Santino y la resistencia
El boulevard es un lugar austero, seco, polvoriento y expuesto a la luz anaranjada de este sol sin filtro que te cocina el alma. Lo atravesamos inclinados hacia la buena tierra que estertora de calor y fatiga, pero aún nos sostiene. Llegamos, con el sol declinado, a los multicolores mercados de los hombres. Espacios en donde las muchachas en vez de estar sacudiendo su pelo mojado en mitad de un patio verde y lleno de flores, gastan la frescura de sus días tras un mostrador, esculcando los billetes lilas con el ojo fosforescente de un pequeño falo de metal que les indica si el billete es válido o no.
Allí, entre artilugios de plástico brillante que educarán el sentido del consumo de las nuevas generaciones entrenándolos en el deseo siempre insatisfecho y la acumulación nunca completa, circulamos las abuelas intentando hallar el objeto maravilloso que logre decir lo que nunca aprendimos a decir. Objetos que traduzcan sin palabras el sentido trascendente e inconcluso de ese río que desde nuestro corazón hacia el mudo se soltó con la llegada del hijo y que hoy se extiende hacia más allá con la risa y el asombro del nieto; eso que seguirá en sus descendientes hasta que todo estalle o todo se duerma, gris y frío, en el final predecible... pero tan lejano...

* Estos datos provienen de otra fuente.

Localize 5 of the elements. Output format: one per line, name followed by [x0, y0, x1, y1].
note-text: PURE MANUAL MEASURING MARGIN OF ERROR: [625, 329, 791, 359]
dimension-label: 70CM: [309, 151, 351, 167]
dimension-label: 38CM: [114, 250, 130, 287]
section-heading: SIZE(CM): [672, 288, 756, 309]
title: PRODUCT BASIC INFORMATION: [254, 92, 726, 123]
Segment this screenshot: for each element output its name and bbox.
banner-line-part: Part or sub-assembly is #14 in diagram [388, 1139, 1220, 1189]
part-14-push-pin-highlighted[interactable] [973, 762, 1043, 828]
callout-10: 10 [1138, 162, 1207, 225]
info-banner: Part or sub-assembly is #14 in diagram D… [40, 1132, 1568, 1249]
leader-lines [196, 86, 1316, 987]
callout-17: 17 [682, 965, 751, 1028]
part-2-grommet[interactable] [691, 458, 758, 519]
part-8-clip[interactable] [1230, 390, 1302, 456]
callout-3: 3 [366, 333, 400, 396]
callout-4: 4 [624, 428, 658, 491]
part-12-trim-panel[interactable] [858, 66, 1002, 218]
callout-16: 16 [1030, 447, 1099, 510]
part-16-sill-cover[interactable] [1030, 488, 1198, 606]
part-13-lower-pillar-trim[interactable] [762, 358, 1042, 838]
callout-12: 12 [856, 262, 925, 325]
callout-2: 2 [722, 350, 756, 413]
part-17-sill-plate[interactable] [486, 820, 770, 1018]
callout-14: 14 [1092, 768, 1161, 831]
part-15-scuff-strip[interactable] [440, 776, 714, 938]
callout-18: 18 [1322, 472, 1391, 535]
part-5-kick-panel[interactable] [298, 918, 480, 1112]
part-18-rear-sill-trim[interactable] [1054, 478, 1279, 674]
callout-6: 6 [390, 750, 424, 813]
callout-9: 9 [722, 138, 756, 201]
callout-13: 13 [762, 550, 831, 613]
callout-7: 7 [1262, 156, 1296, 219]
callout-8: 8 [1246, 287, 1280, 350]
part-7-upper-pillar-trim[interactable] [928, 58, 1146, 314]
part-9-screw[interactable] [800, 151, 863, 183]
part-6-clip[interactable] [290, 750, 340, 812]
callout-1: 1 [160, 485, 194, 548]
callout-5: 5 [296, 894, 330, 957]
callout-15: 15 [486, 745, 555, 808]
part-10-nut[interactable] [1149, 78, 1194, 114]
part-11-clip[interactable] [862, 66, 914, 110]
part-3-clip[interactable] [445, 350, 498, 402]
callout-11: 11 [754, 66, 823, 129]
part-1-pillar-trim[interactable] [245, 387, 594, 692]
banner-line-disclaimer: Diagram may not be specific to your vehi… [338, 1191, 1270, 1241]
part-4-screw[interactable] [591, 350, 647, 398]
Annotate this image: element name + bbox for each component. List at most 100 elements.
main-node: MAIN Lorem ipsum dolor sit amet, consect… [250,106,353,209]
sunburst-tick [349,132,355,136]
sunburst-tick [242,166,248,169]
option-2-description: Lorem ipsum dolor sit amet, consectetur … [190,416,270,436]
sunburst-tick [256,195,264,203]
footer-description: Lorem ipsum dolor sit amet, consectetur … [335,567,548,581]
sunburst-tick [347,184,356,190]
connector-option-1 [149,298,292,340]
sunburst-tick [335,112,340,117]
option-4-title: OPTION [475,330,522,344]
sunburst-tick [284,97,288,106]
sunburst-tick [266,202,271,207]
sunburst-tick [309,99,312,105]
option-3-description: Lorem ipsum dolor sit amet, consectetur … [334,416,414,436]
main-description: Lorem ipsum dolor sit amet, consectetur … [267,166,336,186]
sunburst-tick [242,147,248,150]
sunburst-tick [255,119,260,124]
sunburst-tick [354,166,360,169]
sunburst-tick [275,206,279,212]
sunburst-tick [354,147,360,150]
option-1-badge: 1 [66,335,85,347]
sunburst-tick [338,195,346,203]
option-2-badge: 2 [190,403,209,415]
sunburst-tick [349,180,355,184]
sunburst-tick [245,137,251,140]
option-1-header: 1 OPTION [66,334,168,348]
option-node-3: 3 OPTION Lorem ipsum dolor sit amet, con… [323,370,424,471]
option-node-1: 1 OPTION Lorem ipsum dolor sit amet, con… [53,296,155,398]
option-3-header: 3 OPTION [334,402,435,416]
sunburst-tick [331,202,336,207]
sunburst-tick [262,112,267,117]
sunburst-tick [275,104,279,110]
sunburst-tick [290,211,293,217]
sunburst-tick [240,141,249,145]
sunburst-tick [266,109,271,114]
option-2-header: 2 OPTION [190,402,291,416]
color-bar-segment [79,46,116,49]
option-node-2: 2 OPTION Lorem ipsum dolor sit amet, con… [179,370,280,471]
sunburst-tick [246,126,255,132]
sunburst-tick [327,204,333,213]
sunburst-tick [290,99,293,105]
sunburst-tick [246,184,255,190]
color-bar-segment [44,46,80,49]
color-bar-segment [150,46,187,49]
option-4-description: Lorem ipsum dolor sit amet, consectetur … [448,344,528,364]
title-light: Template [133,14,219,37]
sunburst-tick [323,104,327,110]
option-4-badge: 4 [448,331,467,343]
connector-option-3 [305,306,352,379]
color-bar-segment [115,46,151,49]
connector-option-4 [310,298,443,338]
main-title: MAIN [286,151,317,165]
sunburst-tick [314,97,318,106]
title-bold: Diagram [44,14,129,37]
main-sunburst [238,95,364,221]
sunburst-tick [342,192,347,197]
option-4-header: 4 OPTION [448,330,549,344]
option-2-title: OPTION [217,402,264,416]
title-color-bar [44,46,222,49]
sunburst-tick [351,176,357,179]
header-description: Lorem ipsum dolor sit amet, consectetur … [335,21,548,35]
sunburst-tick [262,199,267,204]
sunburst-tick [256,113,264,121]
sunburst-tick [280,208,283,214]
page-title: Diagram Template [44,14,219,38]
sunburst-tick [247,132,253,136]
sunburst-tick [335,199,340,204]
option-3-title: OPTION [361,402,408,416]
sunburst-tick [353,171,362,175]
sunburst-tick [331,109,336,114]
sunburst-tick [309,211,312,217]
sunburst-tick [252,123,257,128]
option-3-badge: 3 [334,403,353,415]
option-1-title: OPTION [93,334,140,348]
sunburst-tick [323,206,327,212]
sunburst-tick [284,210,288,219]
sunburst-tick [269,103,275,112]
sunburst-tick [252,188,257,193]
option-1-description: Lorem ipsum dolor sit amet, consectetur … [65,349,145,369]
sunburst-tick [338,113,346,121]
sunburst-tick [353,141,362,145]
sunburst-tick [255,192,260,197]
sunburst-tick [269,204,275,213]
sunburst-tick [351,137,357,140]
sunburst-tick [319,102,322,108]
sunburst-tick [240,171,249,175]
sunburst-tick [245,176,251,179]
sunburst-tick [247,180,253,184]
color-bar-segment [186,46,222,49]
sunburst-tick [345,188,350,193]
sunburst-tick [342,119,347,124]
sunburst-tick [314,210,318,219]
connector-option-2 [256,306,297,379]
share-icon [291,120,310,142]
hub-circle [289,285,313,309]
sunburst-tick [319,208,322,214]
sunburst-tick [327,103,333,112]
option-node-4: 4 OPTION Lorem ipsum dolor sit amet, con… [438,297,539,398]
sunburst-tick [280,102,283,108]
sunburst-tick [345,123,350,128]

Elegimos un objeto vistoso, tratamos de encontrarle razones a la sinrazón, de justificar nuestra inoperancia humana para hacer lo que decimos y vivir como creemos que creemos. Como la contradicción nos acosa acompañamos el obsequio con el único objeto al que le asignamos cierto valor y que regalaríamos siempre, aún cuando no tengamos abrigo ni comida y que recibiríamos con felicidad, aún cuando no tuviéramos abrigo ni comida.
Compramos un libro para cada uno de los niños. Lo elegimos cuidadosamente: no un volumen muy vistoso ni atractivo, pero si un volumen que tenga cierto mensaje; al menos algo cercano al que creemos que nos gustaría hacerle llegar a estos principitos que la cultura del consumo fagocita hambrienta y amasija salaz. Libros que hablen del hombre, del conocimiento, libros ricos, potentes, con alma.
El primer regalo es tomado con entusiasmo. Camilo es amable y lee con precisión. Lee las tarjetas, distribuye, nos soluciona el tremebundo problema del pudor que tanto dificulta el acercamiento a los que amamos. Algarabía, expresiones de sorpresa, aceptación, al menos es lo que se demuestra.
En una segunda entrega alargamos los libros. Somos conscientes de que no es un regalo vistoso ni esperado. Camilo toma el libro y lo hojea, lo revisa como un cirujano, lee frases, circula por las páginas con un orden aleatorio y sus ojos negros y vivos se zambullen en ese manantial maravilloso que es para un lector novísimo un libro desconocido. Santino, frontal y malhumorado, rechaza abiertamente este segundo obsequio. Los padres incómodos y un poco avergonzados lo presionan para que tome el libro. Santino alza el brazo y acompaña el gesto despectivo y hastiado con una justificación irrebatible: -No quiero. ¡Yo ya tengo un libro!